From time to time the notion of computer assisted reporting crops up in conversation around here. This is a fun and little example of reporters using databases, public records, the Internet and other sources for a fun story on bad sportsmanship. The Wall Street Journal’s results don’t surprise me at all:

(W)hich college-football rivalry is the dirtiest? To find out, the Count tallied how many conduct and roughness penalties have been assessed in the last five meetings of 40 rivalries.

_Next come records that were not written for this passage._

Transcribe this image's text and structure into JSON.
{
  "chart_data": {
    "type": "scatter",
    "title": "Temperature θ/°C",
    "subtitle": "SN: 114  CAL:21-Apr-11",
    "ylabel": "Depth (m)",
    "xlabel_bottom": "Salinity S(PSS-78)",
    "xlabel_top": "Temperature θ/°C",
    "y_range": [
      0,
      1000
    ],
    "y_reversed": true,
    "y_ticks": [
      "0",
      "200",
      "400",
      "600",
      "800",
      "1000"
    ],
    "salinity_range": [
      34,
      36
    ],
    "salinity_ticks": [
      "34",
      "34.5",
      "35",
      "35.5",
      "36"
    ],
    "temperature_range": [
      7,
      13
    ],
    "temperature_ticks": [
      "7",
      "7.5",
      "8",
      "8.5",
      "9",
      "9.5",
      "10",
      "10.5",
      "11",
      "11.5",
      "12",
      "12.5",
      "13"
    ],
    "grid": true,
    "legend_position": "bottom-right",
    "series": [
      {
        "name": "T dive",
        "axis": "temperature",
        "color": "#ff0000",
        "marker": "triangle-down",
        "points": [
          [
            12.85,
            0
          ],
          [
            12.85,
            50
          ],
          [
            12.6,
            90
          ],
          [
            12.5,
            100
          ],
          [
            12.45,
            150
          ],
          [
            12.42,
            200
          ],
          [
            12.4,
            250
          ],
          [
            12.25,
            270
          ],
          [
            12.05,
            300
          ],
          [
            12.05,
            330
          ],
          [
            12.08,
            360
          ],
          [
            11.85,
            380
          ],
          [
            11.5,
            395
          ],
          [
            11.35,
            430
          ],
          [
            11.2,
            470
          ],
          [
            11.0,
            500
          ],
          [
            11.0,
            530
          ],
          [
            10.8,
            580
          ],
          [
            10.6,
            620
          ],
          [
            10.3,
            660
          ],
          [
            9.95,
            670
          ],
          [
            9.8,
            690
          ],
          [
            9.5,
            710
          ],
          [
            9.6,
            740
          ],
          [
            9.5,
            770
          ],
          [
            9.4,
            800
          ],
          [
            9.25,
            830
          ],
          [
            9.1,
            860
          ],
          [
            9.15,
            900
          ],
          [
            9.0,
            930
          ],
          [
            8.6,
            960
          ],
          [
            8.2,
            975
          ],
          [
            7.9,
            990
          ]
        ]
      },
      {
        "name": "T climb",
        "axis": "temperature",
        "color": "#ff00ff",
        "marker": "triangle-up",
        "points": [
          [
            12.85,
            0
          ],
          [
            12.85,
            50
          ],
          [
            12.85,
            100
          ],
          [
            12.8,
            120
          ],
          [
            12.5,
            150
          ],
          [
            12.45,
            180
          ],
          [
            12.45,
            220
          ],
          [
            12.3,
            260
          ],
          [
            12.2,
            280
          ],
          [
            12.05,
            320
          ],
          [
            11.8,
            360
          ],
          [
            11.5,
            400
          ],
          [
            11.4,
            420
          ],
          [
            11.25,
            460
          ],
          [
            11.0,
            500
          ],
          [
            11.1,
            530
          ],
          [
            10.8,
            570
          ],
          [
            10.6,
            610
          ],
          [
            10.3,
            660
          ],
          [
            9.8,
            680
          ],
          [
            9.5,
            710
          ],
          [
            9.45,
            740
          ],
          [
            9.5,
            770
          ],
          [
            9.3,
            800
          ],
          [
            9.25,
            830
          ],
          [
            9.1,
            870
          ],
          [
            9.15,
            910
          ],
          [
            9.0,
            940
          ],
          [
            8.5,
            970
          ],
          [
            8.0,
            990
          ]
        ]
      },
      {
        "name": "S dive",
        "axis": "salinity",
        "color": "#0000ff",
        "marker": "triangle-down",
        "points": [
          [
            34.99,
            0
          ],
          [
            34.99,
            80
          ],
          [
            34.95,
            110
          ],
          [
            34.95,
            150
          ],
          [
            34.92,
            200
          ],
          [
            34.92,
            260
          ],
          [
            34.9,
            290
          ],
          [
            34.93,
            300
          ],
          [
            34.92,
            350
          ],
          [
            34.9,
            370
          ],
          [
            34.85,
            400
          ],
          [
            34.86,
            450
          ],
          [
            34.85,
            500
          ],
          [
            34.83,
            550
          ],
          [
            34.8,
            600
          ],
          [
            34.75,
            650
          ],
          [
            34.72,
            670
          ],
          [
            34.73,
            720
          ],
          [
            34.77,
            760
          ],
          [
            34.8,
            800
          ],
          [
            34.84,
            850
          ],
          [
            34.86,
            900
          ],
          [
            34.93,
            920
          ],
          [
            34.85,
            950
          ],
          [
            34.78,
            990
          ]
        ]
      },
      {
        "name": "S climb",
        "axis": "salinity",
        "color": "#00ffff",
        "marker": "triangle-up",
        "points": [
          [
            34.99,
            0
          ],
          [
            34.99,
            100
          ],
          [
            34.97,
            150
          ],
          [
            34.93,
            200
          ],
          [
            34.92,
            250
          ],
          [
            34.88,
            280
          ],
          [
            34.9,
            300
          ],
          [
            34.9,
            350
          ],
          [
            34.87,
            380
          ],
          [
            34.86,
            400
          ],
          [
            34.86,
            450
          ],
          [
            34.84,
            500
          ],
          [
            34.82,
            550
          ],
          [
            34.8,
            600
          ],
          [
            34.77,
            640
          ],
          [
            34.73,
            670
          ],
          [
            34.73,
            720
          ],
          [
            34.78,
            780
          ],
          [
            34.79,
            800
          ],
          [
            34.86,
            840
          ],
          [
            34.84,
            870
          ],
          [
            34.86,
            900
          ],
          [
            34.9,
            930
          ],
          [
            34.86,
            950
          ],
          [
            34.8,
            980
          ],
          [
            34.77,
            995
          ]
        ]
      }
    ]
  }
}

Unsportsmanlike conduct, late hits and other roughness calls counted (including offsetting ones); penalties that aren’t generally malicious did not, like roughing the kicker.

The meanest matchup by this measure: Auburn-Georgia. The Deep South’s oldest rivalry, which began in 1892, has averaged 5.4 behavior-related penalties per game the past five years.

Need a WordPress cheat sheet? “Every tag you ever wanted to mess with is in here, and you have a great flow sheet to follow when you create new themes.”

Seems thorough to me.

Best story you’ll read today:

A devoted Iowa couple married for 72 years died holding hands in the hospital last week, exactly one hour apart.

The passing reflected the nature of their marriage, where, “As a rule, everything was done together,” said the couple’s daughter Donna Sheets, 71.

Gordon Yeager, 94, and his wife Norma, 90, left their small town of State Center, Iowa, on Wednesday to go into town, but never made it. A car accident sent the couple to the emergency room and intensive care unit with broken bones and other injuries. But, even in the hospital, their concerns were each other.

“She was saying her chest hurt and what’s wrong with Dad? Even laying there like that, she was worried about Dad,” said the couple’s son, Dennis Yeager, 52. “And his back was hurting and he was asking about Mom.”

When it became clear that their conditions were not improving, the couple was moved into a room together in beds side-by-side where they could hold hands.

“They joined hands; his right hand, her left hand,” Sheets said.